06/12/2025
🌙 On sleep, rest, and meeting one's tiredness
One of the things I hear often after Shiatsu treatments is about sleep. People who haven't slept through the night in months suddenly do. One client described it beautifully: "I have met my tiredness."
What does it mean to "meet" your tiredness rather than just being tired?
I believe it is this moment where the 'pushing through' stops for a moment. During a Shiatsu session, often something shifts. The warm futon and blankets, the gentle movements and pressure points - they help us drift into a state between waking and sleeping. At least for an hour. Not quite asleep, but deeply resting. Unwinding.
This can feel unfamiliar. Some people feel very heavy after a treatment, like they could never get up from the futon.
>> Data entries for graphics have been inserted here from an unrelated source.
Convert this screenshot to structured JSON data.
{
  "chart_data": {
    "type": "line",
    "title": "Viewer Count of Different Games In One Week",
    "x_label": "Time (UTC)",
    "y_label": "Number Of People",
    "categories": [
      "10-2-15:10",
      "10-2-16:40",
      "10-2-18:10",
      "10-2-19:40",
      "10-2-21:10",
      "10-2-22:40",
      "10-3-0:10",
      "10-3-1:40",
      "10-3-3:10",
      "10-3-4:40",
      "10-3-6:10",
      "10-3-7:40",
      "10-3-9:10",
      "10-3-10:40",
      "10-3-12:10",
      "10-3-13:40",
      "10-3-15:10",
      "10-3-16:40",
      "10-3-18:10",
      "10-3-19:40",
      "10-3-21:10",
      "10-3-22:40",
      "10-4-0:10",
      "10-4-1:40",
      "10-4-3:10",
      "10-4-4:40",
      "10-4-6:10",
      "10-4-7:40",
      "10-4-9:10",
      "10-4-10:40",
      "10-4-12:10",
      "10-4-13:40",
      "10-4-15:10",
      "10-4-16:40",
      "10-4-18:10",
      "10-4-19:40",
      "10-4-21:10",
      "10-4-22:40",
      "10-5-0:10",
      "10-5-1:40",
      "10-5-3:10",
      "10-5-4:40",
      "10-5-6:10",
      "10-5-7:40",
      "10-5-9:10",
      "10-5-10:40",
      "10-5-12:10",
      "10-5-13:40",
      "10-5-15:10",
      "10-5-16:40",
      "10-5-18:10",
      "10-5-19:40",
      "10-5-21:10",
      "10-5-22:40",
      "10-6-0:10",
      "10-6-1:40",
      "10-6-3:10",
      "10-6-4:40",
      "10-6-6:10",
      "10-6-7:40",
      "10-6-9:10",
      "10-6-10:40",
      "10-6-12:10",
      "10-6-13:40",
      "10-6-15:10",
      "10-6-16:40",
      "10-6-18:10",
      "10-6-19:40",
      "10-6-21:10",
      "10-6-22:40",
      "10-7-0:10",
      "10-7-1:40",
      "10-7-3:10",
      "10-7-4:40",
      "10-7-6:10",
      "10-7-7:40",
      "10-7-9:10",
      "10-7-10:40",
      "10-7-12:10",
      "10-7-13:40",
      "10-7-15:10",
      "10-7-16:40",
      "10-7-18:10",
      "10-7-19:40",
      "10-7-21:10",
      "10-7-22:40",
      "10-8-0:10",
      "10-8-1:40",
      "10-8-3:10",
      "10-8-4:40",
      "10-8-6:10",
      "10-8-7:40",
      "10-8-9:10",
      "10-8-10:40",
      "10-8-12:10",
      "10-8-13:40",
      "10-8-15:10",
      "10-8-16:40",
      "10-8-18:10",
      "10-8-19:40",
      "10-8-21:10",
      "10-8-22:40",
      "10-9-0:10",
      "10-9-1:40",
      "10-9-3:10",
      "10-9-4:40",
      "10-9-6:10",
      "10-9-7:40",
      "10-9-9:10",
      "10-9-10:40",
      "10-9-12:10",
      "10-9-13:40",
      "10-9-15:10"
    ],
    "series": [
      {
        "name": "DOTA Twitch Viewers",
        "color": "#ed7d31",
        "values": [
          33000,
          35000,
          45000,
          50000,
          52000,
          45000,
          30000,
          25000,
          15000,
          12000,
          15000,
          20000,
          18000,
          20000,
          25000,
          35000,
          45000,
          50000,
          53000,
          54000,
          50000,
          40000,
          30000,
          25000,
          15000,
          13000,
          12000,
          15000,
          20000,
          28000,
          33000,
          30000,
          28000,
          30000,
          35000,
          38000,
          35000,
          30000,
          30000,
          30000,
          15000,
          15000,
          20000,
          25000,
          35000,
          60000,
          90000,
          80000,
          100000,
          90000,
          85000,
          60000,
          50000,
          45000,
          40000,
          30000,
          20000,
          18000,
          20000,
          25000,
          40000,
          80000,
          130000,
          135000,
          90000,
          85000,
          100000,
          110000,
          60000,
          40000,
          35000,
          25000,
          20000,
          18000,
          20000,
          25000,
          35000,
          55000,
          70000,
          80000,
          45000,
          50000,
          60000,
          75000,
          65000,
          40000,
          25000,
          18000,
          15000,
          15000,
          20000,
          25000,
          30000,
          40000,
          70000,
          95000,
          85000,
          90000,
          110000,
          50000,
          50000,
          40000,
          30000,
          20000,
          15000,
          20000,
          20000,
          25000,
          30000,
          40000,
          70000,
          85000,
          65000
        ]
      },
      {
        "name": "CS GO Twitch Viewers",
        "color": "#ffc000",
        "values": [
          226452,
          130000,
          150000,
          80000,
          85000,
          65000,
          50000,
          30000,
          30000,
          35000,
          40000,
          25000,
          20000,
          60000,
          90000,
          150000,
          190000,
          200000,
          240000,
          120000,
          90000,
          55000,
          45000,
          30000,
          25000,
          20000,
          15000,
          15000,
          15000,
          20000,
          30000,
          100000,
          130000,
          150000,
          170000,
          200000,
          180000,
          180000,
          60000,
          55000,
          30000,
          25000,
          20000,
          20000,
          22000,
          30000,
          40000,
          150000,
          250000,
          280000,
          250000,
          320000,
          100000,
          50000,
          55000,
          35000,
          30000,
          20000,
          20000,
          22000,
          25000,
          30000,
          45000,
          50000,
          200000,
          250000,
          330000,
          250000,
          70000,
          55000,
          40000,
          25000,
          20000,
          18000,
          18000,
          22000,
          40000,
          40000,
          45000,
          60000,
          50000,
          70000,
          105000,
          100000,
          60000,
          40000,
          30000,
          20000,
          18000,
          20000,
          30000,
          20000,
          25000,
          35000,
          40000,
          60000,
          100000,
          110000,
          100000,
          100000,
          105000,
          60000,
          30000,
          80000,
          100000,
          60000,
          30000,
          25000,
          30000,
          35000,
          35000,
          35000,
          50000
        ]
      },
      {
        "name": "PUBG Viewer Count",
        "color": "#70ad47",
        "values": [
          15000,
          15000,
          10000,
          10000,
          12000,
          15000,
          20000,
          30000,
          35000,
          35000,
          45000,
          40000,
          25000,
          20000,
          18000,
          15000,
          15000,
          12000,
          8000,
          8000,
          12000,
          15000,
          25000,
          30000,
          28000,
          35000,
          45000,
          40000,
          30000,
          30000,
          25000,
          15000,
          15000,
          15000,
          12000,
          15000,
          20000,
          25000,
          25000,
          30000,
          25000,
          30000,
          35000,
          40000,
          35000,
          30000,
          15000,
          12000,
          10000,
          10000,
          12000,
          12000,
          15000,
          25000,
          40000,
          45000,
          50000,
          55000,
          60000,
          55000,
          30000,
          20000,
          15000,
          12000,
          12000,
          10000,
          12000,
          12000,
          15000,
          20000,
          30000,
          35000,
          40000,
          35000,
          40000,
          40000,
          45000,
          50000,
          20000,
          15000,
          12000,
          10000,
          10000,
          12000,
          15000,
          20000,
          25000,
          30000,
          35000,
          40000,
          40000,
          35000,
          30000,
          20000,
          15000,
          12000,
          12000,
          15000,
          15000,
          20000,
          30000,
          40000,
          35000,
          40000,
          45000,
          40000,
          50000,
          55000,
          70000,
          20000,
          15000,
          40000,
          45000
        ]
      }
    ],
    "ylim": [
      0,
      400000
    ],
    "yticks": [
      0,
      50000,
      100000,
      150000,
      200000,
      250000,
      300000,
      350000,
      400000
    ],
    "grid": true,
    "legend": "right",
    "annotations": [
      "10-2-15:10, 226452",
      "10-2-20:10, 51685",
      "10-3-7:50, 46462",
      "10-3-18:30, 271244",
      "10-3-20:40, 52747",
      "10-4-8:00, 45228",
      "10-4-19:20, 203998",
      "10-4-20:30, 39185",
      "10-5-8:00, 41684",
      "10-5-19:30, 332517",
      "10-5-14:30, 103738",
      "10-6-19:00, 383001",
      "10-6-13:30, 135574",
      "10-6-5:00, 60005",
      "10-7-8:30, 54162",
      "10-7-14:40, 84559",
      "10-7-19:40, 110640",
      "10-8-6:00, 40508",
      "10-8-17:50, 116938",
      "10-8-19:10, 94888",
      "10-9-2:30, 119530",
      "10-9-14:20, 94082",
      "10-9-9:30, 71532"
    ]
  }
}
Others feel a bit flu-like. This isn't a problem - it's the body responding to the treatment and maybe meeting the tiredness it's been carrying. When someone has been running on empty, stopping can feel uncomfortable.
These sensations usually pass within 24 hours. What often happens is that people sleep much longer than usual that first night after a treatment. What's happening is that the body may have shifted into genuine rest mode. It's not always pleasant in the moment, but it's often what allows deeper recovery to begin.
This unwinding is very nourishing. It's part of our rhythm - the pendulum swing from activity to rest and back to activity again.
Rest is not something we need to buy though and is not limited to sleep. It takes many forms: cuddles with loved ones (human or pet), creative time, laughter, simply lying down and doing nothing.
What Shiatsu offers is something specific within this larger landscape of rest - the experience of skilled, compassionate touch where you don't have to manage anything, achieve anything, or even relax "correctly." Someone else tends to you. There's a particular grace in that kind of surrender, in receiving care from another person.
When we allow ourselves to be held and cared for in this way, our bodies often respond with a depth of rest we'd forgotten was there for us. That's when people sleep through the night again. That's when they meet their tiredness - and finally rest.